Made-in-America trench-coat entrepreneurs reach funding goal

Posted: January 18, 2013

Garnering support from as far as Poland, two Main Line friends who launched an Internet-based fund-raising campaign on Dec. 31 to enable them to fulfill their plans for a trench coat company committed to manufacturing in the United States surpassed their $15,000 goal Thursday night.

In the process, American Trench has sold 15 coats, which are being made in Newark, N.J., and sell for $725, said cofounder Jacob Hurwitz of Wynnewood. Another 57 people bought socks, which are produced by a knitting mill in Reading. American Trench added them to its offerings so the company could have broader appeal and provide more locally based manufacturing opportunities.
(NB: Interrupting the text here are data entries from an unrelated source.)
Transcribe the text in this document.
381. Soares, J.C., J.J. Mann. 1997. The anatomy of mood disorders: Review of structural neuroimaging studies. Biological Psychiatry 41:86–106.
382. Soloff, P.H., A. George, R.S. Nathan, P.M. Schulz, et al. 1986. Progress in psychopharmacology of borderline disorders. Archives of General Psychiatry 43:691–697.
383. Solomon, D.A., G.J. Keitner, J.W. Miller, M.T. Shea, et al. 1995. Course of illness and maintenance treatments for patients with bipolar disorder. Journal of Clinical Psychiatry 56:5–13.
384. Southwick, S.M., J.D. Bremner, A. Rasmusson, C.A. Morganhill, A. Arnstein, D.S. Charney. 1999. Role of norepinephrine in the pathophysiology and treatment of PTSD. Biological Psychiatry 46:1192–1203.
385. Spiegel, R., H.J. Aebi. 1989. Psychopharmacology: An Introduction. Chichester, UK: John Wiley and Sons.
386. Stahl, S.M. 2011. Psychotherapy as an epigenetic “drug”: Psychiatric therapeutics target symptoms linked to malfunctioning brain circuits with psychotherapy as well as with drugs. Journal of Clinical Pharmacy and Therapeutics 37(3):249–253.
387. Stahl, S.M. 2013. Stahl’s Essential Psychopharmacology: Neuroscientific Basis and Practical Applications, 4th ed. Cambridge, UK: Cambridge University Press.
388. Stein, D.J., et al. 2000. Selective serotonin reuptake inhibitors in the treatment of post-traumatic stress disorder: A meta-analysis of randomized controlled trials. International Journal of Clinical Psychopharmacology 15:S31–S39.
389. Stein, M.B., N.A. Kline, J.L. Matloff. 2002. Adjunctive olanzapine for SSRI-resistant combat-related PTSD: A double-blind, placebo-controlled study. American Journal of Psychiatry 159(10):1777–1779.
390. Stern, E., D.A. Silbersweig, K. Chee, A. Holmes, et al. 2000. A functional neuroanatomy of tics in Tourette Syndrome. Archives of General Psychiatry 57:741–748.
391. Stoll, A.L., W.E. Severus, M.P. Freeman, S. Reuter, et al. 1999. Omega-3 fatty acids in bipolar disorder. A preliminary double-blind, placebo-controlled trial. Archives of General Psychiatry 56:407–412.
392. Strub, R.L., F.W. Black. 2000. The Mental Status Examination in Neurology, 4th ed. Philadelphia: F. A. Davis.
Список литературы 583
"We are really thankful to all our supporters and so happy to have reached our goal," Hurwitz, 33, who works for a local energy company, said Friday - four days after American Trench's campaign was featured in The Inquirer. He and childhood friend David Neill, 40, who also lives in Wynnewood and works in his family's painting business, created their coat company in February 2010.

Because their campaign runs through Jan. 31, they have adjusted their fund-raising target to $20,000 "so that we can hire technical experts and develop textiles in the USA," Hurwitz wrote in an e-mail. The tightly-woven cotton they are currently using for the shell of their coats is from Italy.

It was Hurwitz's London vacation in 2009 - during which he bought a trench coat - that prompted him to approach Neill about starting a company to make coats in the United States as a way to help revive domestic manufacturing.

From their swift results, it is obvious their Made-in-the-U.S.A. mission resonated. The customer from Poland "paid for the bulk of the international shipping and sent us a really nice note of support," Hurwitz said. In this country, orders were placed from New York to Seattle, with "strong support" from the Philadelphia region.

"The day of the article, our website [] had 771 hits and ran out of bandwidth at one point," Hurwitz said.

Several veterans of the garment and apparel industry have reached out with encouragement, advice and contacts, he said.